Peter Norvig talks about the different kinds of errors that occur in experimental design and in the interpretation of the results. It’s fairly common for media coverage of experimental results to be presented as facts without any of the caveats or critical analysis. For example, publication bias appears when the process of publication of experimental results is itself biased. If only positive results are considered interesting but without seeing the negative results it’s possible for the result to occur but not in a statistically significant way. From the article:
Here is my amazing claim: under the strictest of controls, I have been able, using my sheer force of will, to influence an electronic coin flip (implemented by a random number generator) to come up heads 25 times in a row. The odds against getting 25 heads in a row are 33 million to 1. You might have any number of objections: Is the random number generator partial to heads? No. Is it partial to long runs? No. Am I lying? No. Am I really psychic? No. Is there a trick? Yes. The trick is that I repeated the experiment 100 million times, and only told you about my best result. There were about 50 million times when I got zero heads in a row. At times I did seem lucky/psychic: it only took me 2.3 million tries to get 24 heads in a row, when the odds say it should take 16 million on average. But in the end, I seemed unlucky: I only got 25 in a row, not the expected 26.
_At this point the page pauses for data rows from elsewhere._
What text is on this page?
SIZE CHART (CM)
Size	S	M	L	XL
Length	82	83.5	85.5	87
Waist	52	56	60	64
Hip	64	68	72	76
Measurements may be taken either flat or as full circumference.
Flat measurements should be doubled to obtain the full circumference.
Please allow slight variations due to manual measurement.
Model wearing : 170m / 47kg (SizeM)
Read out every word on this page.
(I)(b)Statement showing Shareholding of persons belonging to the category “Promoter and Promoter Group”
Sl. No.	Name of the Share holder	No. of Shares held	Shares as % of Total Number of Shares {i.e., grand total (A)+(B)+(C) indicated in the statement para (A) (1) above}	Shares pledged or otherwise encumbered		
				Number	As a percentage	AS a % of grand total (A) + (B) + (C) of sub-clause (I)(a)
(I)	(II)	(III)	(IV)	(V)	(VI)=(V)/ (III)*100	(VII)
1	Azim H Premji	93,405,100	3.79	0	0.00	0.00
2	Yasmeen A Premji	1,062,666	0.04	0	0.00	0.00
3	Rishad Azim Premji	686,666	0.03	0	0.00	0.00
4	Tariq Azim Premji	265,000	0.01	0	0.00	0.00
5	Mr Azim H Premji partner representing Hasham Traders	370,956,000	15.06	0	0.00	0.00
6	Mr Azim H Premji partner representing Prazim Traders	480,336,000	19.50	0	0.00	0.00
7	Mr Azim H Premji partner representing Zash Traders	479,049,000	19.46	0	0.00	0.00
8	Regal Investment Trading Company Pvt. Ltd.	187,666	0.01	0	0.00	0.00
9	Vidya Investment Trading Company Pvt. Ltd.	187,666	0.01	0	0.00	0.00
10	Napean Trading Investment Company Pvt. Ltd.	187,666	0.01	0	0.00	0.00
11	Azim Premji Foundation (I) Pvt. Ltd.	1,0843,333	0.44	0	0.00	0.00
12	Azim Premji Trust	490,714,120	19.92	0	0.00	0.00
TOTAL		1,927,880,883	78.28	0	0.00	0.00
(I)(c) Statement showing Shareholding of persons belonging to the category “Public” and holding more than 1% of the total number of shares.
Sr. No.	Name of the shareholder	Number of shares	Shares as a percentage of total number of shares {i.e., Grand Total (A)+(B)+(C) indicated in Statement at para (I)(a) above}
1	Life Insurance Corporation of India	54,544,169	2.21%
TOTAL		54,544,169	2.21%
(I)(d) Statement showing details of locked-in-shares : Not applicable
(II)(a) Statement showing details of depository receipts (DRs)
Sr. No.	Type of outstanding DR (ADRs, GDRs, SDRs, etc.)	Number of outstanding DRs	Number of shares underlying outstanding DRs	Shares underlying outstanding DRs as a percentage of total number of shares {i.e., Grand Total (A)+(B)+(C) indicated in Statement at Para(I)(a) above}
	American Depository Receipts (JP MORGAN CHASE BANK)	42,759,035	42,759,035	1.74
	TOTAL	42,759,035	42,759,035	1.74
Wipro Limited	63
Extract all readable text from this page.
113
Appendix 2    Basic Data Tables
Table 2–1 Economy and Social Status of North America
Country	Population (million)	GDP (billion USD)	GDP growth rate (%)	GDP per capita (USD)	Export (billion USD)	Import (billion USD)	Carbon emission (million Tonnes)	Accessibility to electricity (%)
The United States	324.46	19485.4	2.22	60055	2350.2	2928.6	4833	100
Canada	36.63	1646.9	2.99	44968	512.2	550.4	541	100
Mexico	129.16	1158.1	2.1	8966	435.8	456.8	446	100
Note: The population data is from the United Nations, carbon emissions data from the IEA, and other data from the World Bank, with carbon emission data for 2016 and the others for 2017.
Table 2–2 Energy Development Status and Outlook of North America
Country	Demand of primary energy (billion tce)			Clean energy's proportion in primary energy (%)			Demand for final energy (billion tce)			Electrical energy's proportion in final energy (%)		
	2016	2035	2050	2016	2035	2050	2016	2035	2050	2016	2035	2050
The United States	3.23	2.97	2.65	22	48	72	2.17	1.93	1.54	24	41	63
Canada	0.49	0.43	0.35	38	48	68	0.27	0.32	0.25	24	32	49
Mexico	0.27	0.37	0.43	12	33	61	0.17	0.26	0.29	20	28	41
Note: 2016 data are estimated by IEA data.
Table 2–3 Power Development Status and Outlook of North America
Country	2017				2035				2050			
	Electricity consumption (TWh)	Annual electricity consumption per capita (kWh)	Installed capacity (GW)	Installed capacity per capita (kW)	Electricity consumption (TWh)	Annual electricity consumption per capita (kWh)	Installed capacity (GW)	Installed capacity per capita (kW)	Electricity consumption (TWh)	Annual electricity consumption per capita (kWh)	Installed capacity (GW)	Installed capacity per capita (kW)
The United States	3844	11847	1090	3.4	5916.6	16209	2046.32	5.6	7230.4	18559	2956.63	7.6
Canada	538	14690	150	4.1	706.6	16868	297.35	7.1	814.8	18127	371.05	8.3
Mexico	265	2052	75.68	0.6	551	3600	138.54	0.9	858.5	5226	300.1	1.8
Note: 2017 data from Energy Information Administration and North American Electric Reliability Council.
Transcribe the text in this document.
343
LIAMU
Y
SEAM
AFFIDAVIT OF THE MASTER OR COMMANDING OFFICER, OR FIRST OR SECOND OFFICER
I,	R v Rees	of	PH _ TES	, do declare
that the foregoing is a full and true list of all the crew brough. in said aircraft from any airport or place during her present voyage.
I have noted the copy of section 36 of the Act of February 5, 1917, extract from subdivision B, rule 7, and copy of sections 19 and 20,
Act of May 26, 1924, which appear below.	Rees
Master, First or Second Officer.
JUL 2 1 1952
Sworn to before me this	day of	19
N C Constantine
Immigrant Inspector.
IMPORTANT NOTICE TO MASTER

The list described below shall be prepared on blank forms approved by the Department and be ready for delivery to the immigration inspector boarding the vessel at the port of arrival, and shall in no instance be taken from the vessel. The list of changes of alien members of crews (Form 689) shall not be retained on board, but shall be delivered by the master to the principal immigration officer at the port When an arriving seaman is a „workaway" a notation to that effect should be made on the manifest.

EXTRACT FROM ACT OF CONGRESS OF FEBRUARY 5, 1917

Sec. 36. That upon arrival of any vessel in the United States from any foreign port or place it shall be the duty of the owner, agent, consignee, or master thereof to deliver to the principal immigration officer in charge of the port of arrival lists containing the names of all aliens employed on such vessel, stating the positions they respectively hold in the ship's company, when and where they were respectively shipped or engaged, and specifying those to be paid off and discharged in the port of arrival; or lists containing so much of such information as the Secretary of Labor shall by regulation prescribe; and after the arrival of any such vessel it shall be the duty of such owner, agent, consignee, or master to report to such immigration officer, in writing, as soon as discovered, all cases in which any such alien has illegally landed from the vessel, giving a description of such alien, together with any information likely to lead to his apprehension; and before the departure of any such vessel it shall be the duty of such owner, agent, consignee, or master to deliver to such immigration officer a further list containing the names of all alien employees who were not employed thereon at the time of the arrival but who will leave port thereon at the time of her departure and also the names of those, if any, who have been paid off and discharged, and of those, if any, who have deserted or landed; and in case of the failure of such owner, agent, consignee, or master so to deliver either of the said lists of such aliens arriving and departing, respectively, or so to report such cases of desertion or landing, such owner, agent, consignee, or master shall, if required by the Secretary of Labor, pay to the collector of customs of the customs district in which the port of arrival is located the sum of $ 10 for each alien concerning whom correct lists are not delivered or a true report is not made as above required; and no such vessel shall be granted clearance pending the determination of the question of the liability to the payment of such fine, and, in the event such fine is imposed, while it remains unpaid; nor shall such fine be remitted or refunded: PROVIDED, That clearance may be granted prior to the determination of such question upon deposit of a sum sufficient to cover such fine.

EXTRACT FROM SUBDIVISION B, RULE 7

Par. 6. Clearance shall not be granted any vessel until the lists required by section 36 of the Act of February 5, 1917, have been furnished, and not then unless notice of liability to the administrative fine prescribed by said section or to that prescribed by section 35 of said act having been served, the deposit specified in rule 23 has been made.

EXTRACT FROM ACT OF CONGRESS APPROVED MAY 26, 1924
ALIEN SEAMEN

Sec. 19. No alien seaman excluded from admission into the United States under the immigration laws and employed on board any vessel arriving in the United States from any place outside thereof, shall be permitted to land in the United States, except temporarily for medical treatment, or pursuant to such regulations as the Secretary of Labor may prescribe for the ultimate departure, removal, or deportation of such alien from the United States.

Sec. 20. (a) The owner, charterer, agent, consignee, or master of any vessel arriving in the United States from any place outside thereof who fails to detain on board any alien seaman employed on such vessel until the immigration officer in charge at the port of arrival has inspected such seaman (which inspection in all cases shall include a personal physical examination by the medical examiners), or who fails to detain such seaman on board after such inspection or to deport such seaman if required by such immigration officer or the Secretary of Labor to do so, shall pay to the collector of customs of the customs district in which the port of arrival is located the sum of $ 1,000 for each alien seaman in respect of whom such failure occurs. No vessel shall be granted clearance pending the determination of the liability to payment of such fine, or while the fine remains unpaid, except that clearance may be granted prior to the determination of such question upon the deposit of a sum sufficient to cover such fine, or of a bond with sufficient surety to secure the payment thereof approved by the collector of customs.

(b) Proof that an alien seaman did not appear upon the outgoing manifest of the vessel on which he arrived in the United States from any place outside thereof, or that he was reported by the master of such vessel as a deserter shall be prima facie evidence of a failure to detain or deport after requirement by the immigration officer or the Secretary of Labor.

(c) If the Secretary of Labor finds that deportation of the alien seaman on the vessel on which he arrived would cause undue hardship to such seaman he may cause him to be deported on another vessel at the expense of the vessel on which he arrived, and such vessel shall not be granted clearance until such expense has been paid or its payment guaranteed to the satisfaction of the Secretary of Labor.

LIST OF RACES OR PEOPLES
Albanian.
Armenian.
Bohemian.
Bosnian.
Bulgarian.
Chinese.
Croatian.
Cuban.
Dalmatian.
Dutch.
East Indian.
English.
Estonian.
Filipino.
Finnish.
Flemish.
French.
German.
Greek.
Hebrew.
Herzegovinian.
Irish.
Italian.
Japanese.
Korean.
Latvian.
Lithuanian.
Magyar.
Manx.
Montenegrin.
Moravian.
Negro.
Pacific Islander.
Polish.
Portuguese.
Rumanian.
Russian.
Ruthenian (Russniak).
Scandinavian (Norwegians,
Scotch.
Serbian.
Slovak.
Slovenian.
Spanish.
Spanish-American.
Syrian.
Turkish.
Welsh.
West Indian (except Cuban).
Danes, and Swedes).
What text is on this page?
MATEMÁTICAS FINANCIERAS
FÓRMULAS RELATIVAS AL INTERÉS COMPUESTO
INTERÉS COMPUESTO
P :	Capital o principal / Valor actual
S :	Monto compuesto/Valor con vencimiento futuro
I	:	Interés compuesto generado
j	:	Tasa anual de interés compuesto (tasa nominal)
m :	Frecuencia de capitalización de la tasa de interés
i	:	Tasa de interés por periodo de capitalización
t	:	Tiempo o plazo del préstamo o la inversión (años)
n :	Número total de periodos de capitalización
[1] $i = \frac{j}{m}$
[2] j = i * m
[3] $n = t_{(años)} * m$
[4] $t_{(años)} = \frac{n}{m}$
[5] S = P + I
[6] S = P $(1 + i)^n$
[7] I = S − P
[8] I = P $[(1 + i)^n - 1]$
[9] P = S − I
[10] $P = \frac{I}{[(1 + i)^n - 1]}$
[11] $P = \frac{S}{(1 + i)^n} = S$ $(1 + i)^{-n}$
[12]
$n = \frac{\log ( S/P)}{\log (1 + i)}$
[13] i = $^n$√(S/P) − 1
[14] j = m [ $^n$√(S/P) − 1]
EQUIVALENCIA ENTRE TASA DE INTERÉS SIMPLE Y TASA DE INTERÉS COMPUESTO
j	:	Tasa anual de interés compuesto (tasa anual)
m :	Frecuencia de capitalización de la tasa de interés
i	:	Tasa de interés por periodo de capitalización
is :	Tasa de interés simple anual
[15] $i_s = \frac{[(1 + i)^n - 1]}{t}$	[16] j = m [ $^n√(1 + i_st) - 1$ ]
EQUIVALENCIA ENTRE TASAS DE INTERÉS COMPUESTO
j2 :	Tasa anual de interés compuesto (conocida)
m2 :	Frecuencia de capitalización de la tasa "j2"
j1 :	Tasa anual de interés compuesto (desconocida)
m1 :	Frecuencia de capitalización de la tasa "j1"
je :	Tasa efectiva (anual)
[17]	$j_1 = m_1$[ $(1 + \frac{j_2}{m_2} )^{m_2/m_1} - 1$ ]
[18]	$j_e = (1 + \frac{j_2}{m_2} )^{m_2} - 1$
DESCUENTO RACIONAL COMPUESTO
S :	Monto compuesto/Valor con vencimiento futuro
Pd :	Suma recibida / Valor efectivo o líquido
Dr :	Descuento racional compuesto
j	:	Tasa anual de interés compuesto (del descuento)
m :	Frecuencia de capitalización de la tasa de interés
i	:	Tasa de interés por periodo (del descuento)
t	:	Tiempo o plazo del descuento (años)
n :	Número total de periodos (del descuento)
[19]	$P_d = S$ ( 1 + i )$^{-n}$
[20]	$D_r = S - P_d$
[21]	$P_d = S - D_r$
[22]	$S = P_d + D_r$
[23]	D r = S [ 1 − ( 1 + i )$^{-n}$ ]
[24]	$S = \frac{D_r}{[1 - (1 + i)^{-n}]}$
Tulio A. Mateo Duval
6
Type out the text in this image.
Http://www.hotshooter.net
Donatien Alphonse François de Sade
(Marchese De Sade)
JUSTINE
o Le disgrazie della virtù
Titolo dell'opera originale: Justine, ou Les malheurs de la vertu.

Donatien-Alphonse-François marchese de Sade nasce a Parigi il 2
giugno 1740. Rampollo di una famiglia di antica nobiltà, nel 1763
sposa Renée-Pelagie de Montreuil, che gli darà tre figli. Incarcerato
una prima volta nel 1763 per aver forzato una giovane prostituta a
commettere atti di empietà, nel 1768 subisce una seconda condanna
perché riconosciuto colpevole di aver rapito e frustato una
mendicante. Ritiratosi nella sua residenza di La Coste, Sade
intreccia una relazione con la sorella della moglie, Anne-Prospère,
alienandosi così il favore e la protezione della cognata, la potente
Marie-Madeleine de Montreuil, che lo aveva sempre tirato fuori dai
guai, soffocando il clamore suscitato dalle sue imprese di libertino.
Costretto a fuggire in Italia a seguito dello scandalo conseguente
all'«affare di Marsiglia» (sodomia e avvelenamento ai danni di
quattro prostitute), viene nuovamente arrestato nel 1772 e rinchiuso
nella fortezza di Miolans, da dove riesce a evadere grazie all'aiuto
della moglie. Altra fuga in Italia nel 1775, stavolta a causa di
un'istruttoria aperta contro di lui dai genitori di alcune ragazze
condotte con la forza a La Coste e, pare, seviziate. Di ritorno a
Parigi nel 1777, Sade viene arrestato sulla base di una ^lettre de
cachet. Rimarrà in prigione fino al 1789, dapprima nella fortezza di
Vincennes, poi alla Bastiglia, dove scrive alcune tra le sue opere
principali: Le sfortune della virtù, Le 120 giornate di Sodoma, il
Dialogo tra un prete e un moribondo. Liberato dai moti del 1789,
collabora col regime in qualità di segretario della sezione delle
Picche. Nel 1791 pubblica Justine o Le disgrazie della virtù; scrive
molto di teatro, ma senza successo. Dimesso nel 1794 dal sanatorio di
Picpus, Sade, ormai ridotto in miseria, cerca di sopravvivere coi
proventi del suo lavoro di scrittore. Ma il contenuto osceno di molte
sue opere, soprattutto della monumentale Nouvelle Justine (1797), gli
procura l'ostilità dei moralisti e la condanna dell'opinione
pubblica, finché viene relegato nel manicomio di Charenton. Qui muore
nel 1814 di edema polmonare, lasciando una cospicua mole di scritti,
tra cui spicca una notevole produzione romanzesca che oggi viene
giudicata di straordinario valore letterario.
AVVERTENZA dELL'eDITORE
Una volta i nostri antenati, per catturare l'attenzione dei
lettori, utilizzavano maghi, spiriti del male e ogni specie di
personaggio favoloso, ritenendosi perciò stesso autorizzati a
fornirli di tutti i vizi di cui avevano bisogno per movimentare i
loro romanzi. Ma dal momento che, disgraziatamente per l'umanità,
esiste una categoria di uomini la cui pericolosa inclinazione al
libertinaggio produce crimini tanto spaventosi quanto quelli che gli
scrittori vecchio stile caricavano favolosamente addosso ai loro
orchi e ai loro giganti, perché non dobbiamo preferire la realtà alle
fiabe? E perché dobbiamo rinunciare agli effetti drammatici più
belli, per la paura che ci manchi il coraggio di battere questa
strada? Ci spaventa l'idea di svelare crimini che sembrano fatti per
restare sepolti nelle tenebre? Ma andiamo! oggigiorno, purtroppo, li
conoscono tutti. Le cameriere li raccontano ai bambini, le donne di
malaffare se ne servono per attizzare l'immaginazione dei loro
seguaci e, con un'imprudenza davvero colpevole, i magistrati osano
Many experiments that claim to beat the odds do it using a version of my trick. And while my purpose was to intentionally deceive, others do it without any malicious intent. It happens at many levels: experimenters don’t complete an experiment if it seems to be going badly, or they fail to write it up for publication (the so-called “file drawer” effect, which has been investigated by many, including my former colleague Jeff Scargle in a very nice paper), or the journal rejects the paper. The whole system has a publication bias for positive results over negative results. So when a published paper proclaims “statistically, this could only happen by chance one in twenty times”, it is quite possible that similar experiments have been performed twenty times, but have not been published.